JAKARTA - Economist of the Institute for Economic and Community Research, Faculty of Economics and Business, University of Indonesia (LPEM FEB UI) Teuku Riefky proposes that the government should provide a variety of adequate stimuli so that companies do not lay off workers.

"One of the steps the government can take is to provide salary subsidies and tax breaks for companies that do not lay off workers," said Teuku Riefky, quoted from Antara, Wednesday, August 4.

However, he said, the key is actually a strong Social Safety Net (JPS) policy, so that people affected by layoffs can still meet their basic needs.

He argues that layoffs are a natural thing to happen during the implementation of Community Activity Restrictions (PPKM) levels 3 and 4.

"I think the increased layoffs are reasonable considering the extended PPKM. In other countries, the lockdown will result in increased layoffs," said Teuku.

In other words, said Teuku, layoffs will definitely occur if the lockdown restrictions or social restrictions are implemented. This condition, he continued, was considered natural in conditions of economic activity not running normally like during the pandemic.

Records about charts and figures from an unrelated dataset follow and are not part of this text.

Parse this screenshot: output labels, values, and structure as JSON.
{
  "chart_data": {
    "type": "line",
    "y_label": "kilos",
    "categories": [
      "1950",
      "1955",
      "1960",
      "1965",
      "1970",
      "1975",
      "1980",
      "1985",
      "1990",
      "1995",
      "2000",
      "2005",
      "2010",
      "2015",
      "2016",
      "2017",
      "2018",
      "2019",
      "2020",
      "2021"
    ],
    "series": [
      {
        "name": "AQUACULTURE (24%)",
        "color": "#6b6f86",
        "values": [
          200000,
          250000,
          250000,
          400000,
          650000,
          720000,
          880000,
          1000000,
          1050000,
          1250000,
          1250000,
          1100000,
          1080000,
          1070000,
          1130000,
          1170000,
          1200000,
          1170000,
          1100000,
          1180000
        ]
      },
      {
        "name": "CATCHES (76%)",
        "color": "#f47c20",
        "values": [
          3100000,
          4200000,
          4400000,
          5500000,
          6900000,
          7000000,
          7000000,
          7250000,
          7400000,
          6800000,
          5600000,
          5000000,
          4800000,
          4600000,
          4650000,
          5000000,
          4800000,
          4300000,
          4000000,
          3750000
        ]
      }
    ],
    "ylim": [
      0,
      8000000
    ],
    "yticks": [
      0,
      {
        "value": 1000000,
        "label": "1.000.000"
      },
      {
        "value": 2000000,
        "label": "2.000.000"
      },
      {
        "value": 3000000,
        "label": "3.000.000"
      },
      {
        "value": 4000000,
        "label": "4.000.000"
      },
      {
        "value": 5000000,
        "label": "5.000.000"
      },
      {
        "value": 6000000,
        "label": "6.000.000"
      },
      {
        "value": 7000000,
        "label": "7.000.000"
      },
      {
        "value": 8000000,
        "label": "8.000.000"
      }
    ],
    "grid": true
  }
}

Teuku said, with limited fiscal conditions, he said it would be too expensive to prevent layoffs. He considered that what should be the focus is the allocation of stimulus for JPS programs, such as Social Assistance (bansos), pre-employment cards, Family Hope Program (PKH), and others.

If you insist that layoffs don't happen, explained Teuku, it will actually put a lot of pressure on businesses so that it can lead to bankruptcy for several companies.

As for the option of transferring workers affected by layoffs to other sectors, it is stated that it is not possible because the labor market system in Indonesia is not state-assigment or is determined in a totalitarian way by the state.

"This means that the government cannot encourage workers to move from one sector to another. Also, their skills may not necessarily match between sectors," he replied.